Another approach has been observed where the administration support role is distributed amongst the relevant professional disciplines: geology, engineering, personnel and maintenance. Engineers and geologists have a part time responsibility to ensure that location names, routes, schedules, people starting and terminating and equipment arrivals and departures are kept up to date.

This approach appears to work well in cases where the control room personnel are high calibre and play a role in demanding that the systems administration is up to date.

Having high calibre people in mine control implicitly means that they take a degree of the ownership role.

An example of this approach

A very successful case used contractor underground shift supervisors in mine control on a rotation basis. They reported into a contractor site manager and between them they fulfilled the role of process owner. Client professionals carried out the technical support while the contractor administration kept personnel information up to date.

Technology support

It is fundamental that whatever level of technology is used, the technology must work, regardless of whether it is:

  • a handheld device
  • voice radio/telephone
  • digital communications infrastructure
  • electronic sensors
  • computer systems
  • video
  • any other technology.

Sustaining a technology infrastructure requires human resources.

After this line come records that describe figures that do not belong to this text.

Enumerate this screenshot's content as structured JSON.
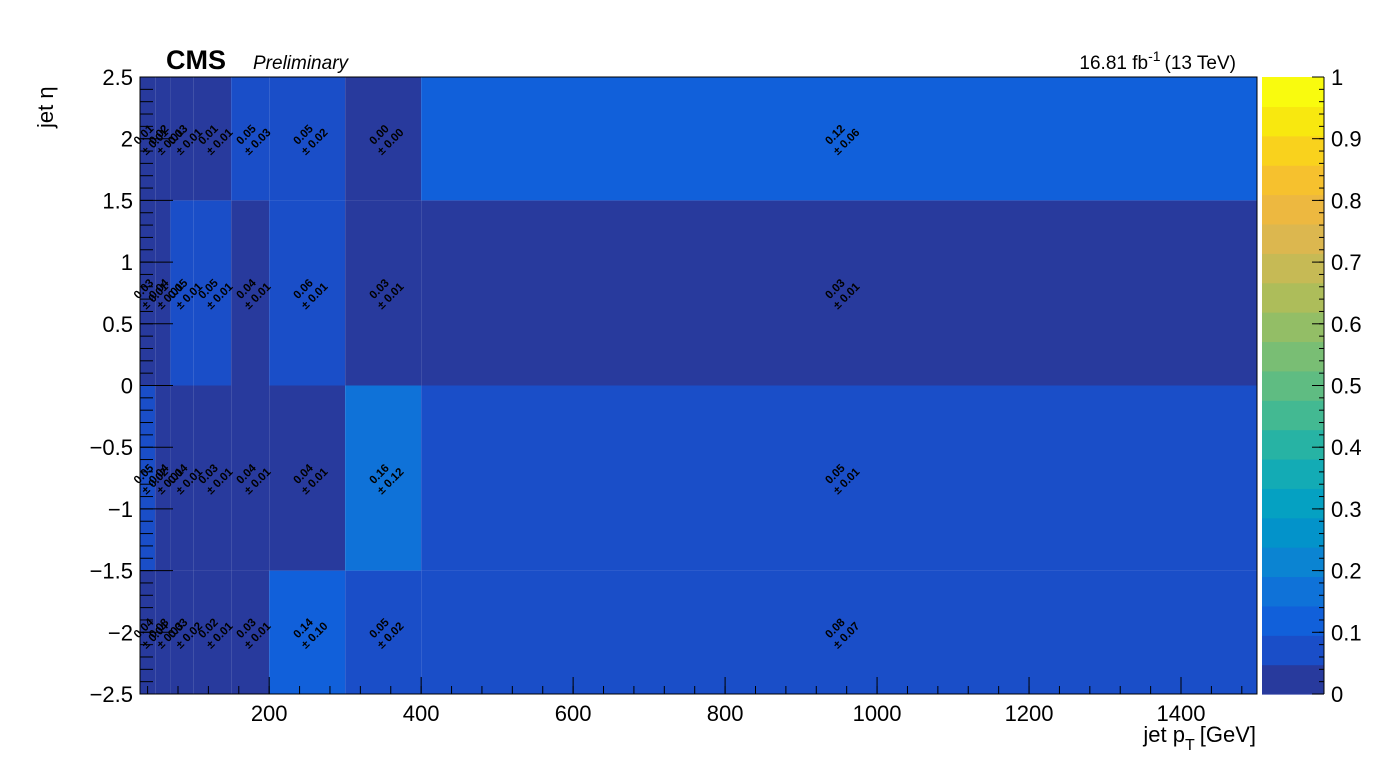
{
  "header": {
    "experiment": "CMS",
    "status": "Preliminary",
    "lumi": "16.81 fb",
    "lumi_exp": "-1",
    "energy": "(13 TeV)"
  },
  "chart_data": {
    "type": "heatmap",
    "title": "",
    "xlabel": "jet p",
    "xlabel_sub": "T",
    "xlabel_unit": "[GeV]",
    "ylabel": "jet η",
    "xlim": [
      30,
      1500
    ],
    "ylim": [
      -2.5,
      2.5
    ],
    "zlim": [
      0,
      1
    ],
    "x_edges": [
      30,
      50,
      70,
      100,
      150,
      200,
      300,
      400,
      1500
    ],
    "y_edges": [
      -2.5,
      -1.5,
      0,
      1.5,
      2.5
    ],
    "x_ticks": [
      200,
      400,
      600,
      800,
      1000,
      1200,
      1400
    ],
    "x_tick_labels": [
      "200",
      "400",
      "600",
      "800",
      "1000",
      "1200",
      "1400"
    ],
    "y_ticks": [
      -2.5,
      -2,
      -1.5,
      -1,
      -0.5,
      0,
      0.5,
      1,
      1.5,
      2,
      2.5
    ],
    "y_tick_labels": [
      "−2.5",
      "−2",
      "−1.5",
      "−1",
      "−0.5",
      "0",
      "0.5",
      "1",
      "1.5",
      "2",
      "2.5"
    ],
    "z_ticks": [
      0,
      0.1,
      0.2,
      0.3,
      0.4,
      0.5,
      0.6,
      0.7,
      0.8,
      0.9,
      1
    ],
    "z_tick_labels": [
      "0",
      "0.1",
      "0.2",
      "0.3",
      "0.4",
      "0.5",
      "0.6",
      "0.7",
      "0.8",
      "0.9",
      "1"
    ],
    "palette": [
      "#283a9d",
      "#1a4ec8",
      "#1160da",
      "#0f72d8",
      "#0b84d2",
      "#0393ca",
      "#05a1c2",
      "#13abb5",
      "#27b3a4",
      "#43b992",
      "#5fbc82",
      "#79be74",
      "#93be66",
      "#adbd5a",
      "#c6ba55",
      "#dcb74f",
      "#edb840",
      "#f6c12e",
      "#f9d21d",
      "#f8e80f",
      "#f9fb0e"
    ],
    "bins": [
      {
        "x": [
          30,
          50
        ],
        "y": [
          -2.5,
          -1.5
        ],
        "value": 0.04,
        "label": "0.04",
        "error_label": "± 0.04"
      },
      {
        "x": [
          50,
          70
        ],
        "y": [
          -2.5,
          -1.5
        ],
        "value": 0.03,
        "label": "0.03",
        "error_label": "± 0.03"
      },
      {
        "x": [
          70,
          100
        ],
        "y": [
          -2.5,
          -1.5
        ],
        "value": 0.03,
        "label": "0.03",
        "error_label": "± 0.02"
      },
      {
        "x": [
          100,
          150
        ],
        "y": [
          -2.5,
          -1.5
        ],
        "value": 0.02,
        "label": "0.02",
        "error_label": "± 0.01"
      },
      {
        "x": [
          150,
          200
        ],
        "y": [
          -2.5,
          -1.5
        ],
        "value": 0.03,
        "label": "0.03",
        "error_label": "± 0.01"
      },
      {
        "x": [
          200,
          300
        ],
        "y": [
          -2.5,
          -1.5
        ],
        "value": 0.14,
        "label": "0.14",
        "error_label": "± 0.10"
      },
      {
        "x": [
          300,
          400
        ],
        "y": [
          -2.5,
          -1.5
        ],
        "value": 0.05,
        "label": "0.05",
        "error_label": "± 0.02"
      },
      {
        "x": [
          400,
          1500
        ],
        "y": [
          -2.5,
          -1.5
        ],
        "value": 0.08,
        "label": "0.08",
        "error_label": "± 0.07"
      },
      {
        "x": [
          30,
          50
        ],
        "y": [
          -1.5,
          0
        ],
        "value": 0.05,
        "label": "0.05",
        "error_label": "± 0.02"
      },
      {
        "x": [
          50,
          70
        ],
        "y": [
          -1.5,
          0
        ],
        "value": 0.04,
        "label": "0.04",
        "error_label": "± 0.01"
      },
      {
        "x": [
          70,
          100
        ],
        "y": [
          -1.5,
          0
        ],
        "value": 0.04,
        "label": "0.04",
        "error_label": "± 0.01"
      },
      {
        "x": [
          100,
          150
        ],
        "y": [
          -1.5,
          0
        ],
        "value": 0.03,
        "label": "0.03",
        "error_label": "± 0.01"
      },
      {
        "x": [
          150,
          200
        ],
        "y": [
          -1.5,
          0
        ],
        "value": 0.04,
        "label": "0.04",
        "error_label": "± 0.01"
      },
      {
        "x": [
          200,
          300
        ],
        "y": [
          -1.5,
          0
        ],
        "value": 0.04,
        "label": "0.04",
        "error_label": "± 0.01"
      },
      {
        "x": [
          300,
          400
        ],
        "y": [
          -1.5,
          0
        ],
        "value": 0.16,
        "label": "0.16",
        "error_label": "± 0.12"
      },
      {
        "x": [
          400,
          1500
        ],
        "y": [
          -1.5,
          0
        ],
        "value": 0.05,
        "label": "0.05",
        "error_label": "± 0.01"
      },
      {
        "x": [
          30,
          50
        ],
        "y": [
          0,
          1.5
        ],
        "value": 0.03,
        "label": "0.03",
        "error_label": "± 0.01"
      },
      {
        "x": [
          50,
          70
        ],
        "y": [
          0,
          1.5
        ],
        "value": 0.04,
        "label": "0.04",
        "error_label": "± 0.01"
      },
      {
        "x": [
          70,
          100
        ],
        "y": [
          0,
          1.5
        ],
        "value": 0.05,
        "label": "0.05",
        "error_label": "± 0.01"
      },
      {
        "x": [
          100,
          150
        ],
        "y": [
          0,
          1.5
        ],
        "value": 0.05,
        "label": "0.05",
        "error_label": "± 0.01"
      },
      {
        "x": [
          150,
          200
        ],
        "y": [
          0,
          1.5
        ],
        "value": 0.04,
        "label": "0.04",
        "error_label": "± 0.01"
      },
      {
        "x": [
          200,
          300
        ],
        "y": [
          0,
          1.5
        ],
        "value": 0.06,
        "label": "0.06",
        "error_label": "± 0.01"
      },
      {
        "x": [
          300,
          400
        ],
        "y": [
          0,
          1.5
        ],
        "value": 0.03,
        "label": "0.03",
        "error_label": "± 0.01"
      },
      {
        "x": [
          400,
          1500
        ],
        "y": [
          0,
          1.5
        ],
        "value": 0.03,
        "label": "0.03",
        "error_label": "± 0.01"
      },
      {
        "x": [
          30,
          50
        ],
        "y": [
          1.5,
          2.5
        ],
        "value": 0.01,
        "label": "0.01",
        "error_label": "± 0.01"
      },
      {
        "x": [
          50,
          70
        ],
        "y": [
          1.5,
          2.5
        ],
        "value": 0.02,
        "label": "0.02",
        "error_label": "± 0.01"
      },
      {
        "x": [
          70,
          100
        ],
        "y": [
          1.5,
          2.5
        ],
        "value": 0.03,
        "label": "0.03",
        "error_label": "± 0.01"
      },
      {
        "x": [
          100,
          150
        ],
        "y": [
          1.5,
          2.5
        ],
        "value": 0.01,
        "label": "0.01",
        "error_label": "± 0.01"
      },
      {
        "x": [
          150,
          200
        ],
        "y": [
          1.5,
          2.5
        ],
        "value": 0.05,
        "label": "0.05",
        "error_label": "± 0.03"
      },
      {
        "x": [
          200,
          300
        ],
        "y": [
          1.5,
          2.5
        ],
        "value": 0.05,
        "label": "0.05",
        "error_label": "± 0.02"
      },
      {
        "x": [
          300,
          400
        ],
        "y": [
          1.5,
          2.5
        ],
        "value": 0.0,
        "label": "0.00",
        "error_label": "± 0.00"
      },
      {
        "x": [
          400,
          1500
        ],
        "y": [
          1.5,
          2.5
        ],
        "value": 0.12,
        "label": "0.12",
        "error_label": "± 0.06"
      }
    ]
  }
}
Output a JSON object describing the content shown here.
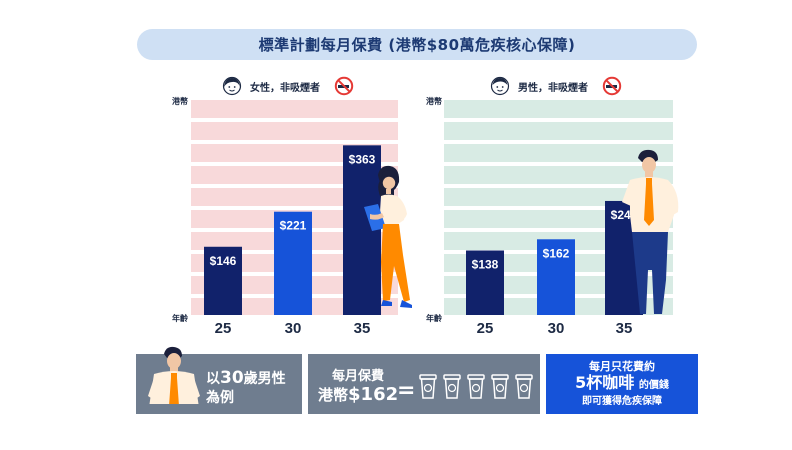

An underground mine is a harsh environment for technology. Mine monitoring and control is extremely dependent upon technology, particularly communications and field devices. The challenge is further complicated by a mine being a dynamic geography that is constantly changing and extending.

Therefore, two challenges for technology support exist:

  • maintaining technology in a harsh environment
  • extending technology infrastructure as the mine extends.

Both require people. The problem is further compounded by Fly In, Fly Out (FIFO) rosters. Mine monitoring and control is a real time activity and if the enabling technology is not operating, the process is compromised. Similarly, where either online systems or voice radio communications are used to provide feedback and directions to underground supervisors and operators a break in technology availability again compromises the process.

Coverage for technology support is essential for sustainable mine monitoring and control.

A final anecdote

A mine operated by a contractor had set up a quality mine control capability. The system was provided by a market leading open pit FMS provider. A quality digital communications network was installed by the mine owner; it involved 'plug and play' components.

Experienced control room personnel were recruited from around the industry with a dedicated experienced administrator. Three communications technicians were employed to maintain and extend the infrastructure.

The implementation had been well managed with good buy-in from the stakeholders.

The process and its components functioned well for several years.

A new mining manager arrived and clearly did not understand the effort that had gone into mine control and the benefits that were generated. The new manager’s immediate action was:

  • Sack the communications technicians: “we don’t need them”.
  • Remove the administrator position: “the controllers can do the administration themselves.”

Within a little over a year the mine control process was clearly failing. Blame for this was targeted at the “system” and shortly afterwards a project was established to replace the system with another product.

Stories like this are only too common. 


Part 1 of this series covered monitoring as an essential pre-requisite to achieve control. However, monitoring on its own, does not constitute 'control'.

It is the capability to react in situations that monitoring identifies as “out of control” that constitutes control. The reaction can come from either systems or, more commonly, responsible people. The quality of the responsible people in decision making for control dictates the success of the control process.

Part 2 covered the support framework required for success. There are essential roles in support of the monitoring and control: 

  • diligent systems administration
  • management of MMC personnel
  • strong process ownership
  • support to keep technology functioning. 


The author concludes that: getting the people part right is essential for success in mine monitoring and control.